The value of creating new work for singersOp-ed
In the creation of new opera, the focus is on the composer and librettist who have been brought together. The journey to opening night is a long one that takes years as the work is shaped and reworked into its final form. As the opera moves from sketches to workshops through to staging and opening night, singers present the work to audiences large and small at each stage of its development.
In Canada, Tapestry Opera has created the Composer-Librettist Laboratory project (colloqually known as the LibLab) that provides emerging composers and librettists with an opportunity to develop new work in an intense yet supported environment. In May of this year, Tapestry premiered Oksana G. by composer Aaron Gervais and librettist Colleen Murphy, an opera which had its origins in the Composer-Librettist Laboratory. Many different singers were involved in the workshop process, and some of those singers were in the premiere production. Through this process, the singers helped to shape the final production through their individual interpretations. But how do these workshop experiences impact these singers?
Inspired by the Composer-Librettist Laboratory at Tapestry Opera and the work done by Artistic Director Michael Mori, Vancouver Opera created the New Works Project in the spring of 2017. The project was developed in partnership with the University Of British Columbia’s School Of Music and Creative Writing Program, and the intent was to provide an opportunity for recent graduates to work within the opera art form under the guidance of more established artists.
Composer Benton Roark and director Rachel Peake worked with librettists Heather Ramsay and Zoe Mix and composers Carolyn Quick and Katerina (Kit) Gimon, who brought together with the goal to write four new scenes in three weeks. It was a bit like speed dating, but with the requirement to collaborate from the initial meeting. The project took place during the Vancouver Opera Festival with workshops and feedback sessions open to the public. The community were able to follow the process from initial sketches through to a fully staged performance on the closing weekend of the festival.
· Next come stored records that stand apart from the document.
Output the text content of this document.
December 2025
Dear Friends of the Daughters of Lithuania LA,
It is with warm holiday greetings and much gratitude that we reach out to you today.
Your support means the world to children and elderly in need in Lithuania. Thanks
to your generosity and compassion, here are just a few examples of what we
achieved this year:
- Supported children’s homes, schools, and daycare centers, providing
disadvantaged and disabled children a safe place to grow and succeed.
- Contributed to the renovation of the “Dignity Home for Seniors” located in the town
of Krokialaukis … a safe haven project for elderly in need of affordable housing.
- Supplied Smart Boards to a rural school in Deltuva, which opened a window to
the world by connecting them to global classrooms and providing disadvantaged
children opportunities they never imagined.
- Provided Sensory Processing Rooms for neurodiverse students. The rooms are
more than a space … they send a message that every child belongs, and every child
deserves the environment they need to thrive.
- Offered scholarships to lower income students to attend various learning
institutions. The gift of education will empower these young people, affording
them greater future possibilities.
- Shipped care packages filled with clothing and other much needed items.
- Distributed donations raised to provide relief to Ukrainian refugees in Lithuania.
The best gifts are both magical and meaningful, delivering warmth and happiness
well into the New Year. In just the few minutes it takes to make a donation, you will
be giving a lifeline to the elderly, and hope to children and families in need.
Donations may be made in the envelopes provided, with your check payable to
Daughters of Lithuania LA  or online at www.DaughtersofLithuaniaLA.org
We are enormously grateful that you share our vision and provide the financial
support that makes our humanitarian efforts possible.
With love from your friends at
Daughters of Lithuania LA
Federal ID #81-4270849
Baritone Geoff Schellenberg and soprano Tamar Simon, both recent graduates of the UBC Opera Masters program, took on the task of performing the new work as it developed. Tamar and Geoff are at the beginning of their professional careers, and I was curious as to how their participation in this type of program might impact their practice.
How did this impact the singers who participated in the project? What did in mean to them to perform new material on an almost daily basis in front of an audience? What would they take away from this experience?
After the rush of the festival was over, I sat down with Geoff and Tamar to learn more about their experience with the project.
Can you describe your experience with VO’s New Works Project.
Geoff: I appreciated that we weren’t the focus of the project; we were the vessel for it. Everything in the experience was about making the art better and it was our job to the best performance possible. In any opera, the music comes from the libretto and every note means something. To have that be the full focus of the project meant that was a different musical experience for me.
Tamar: When we get the music we are focused on the performance aspect of it. We are focused on how we are going to perform, what it’s going to look like and sound like. With this project it wasn’t about us. We wanted to interpret it the way they wrote it.
What role did the coaches, Benton Roark and Rachel Peake, play in the process?
Tamar: Benton worked with the composers really closely. However, he listened to us closely and would use any issues with diction or pitches as an opportunity to provide feedback to the composers.
Geoff: Rachel, in her role as dramaturge, ensured that the librettists words were really communicating what they wanted to say. Sometimes I wouldn’t understand why I was struggling with a piece of text; she always seemed to know before anyone else and would explore the potential program to ensure clarity.
Tamar: It always went back to why it was written in this specific way and how we could ensure the meaning was clear to the audience.
What aspects of the project have had the most impact on your practice?
Tamar: I am looking at repertoire in a new way. My focus has deepened on the intent of the composers and librettists regardless of when the work was written. Why did these composers make these choices? Why did they use this chord, this tempo marking, this indication? Indications have more meaning for me now. If they wrote “mysteriously”, how does that impact me as a singer? I have experienced the care that is put into markings, everything that is included is important.
Geoff: We have been told this 100 times by coaches and teachers but this experience helped us to fully understand. In seeing the creative process from the inside, you are seeing it from a different perspective. It adds to the meaning of the music.
Tamar: It was also a lot of hard work! You have to go in with a really positive attitude and an openness to make mistakes. The sight reading was a huge aspect of it. I reviewed the music every night with the understanding that in the morning I would received revisions. I looked at the music constantly – after rehearsal, in the morning. It never really stops.
Geoff: It was really busy. The hardest part for us was the sight reading – it’s not something opera singers really have to do. I am used to arriving with the music fully memorized. I learned more music during this time than I am preparing for my upcoming role. I had to be prepared to be uncomfortable.
Tamar: The sight reading! Our musicianship improved over night. However, I now have more confidence in myself. I can learn music faster than I thought and I have more trust in the decisions I make in the moment.
Geoff: The program filled a void in many ways. It was intense and operatic! These kinds of opportunities are rare and it is an important part of moving the art form forward.
Vancouver Opera’s New Works Project will return as part of the 2018 Vancouver Opera Festival.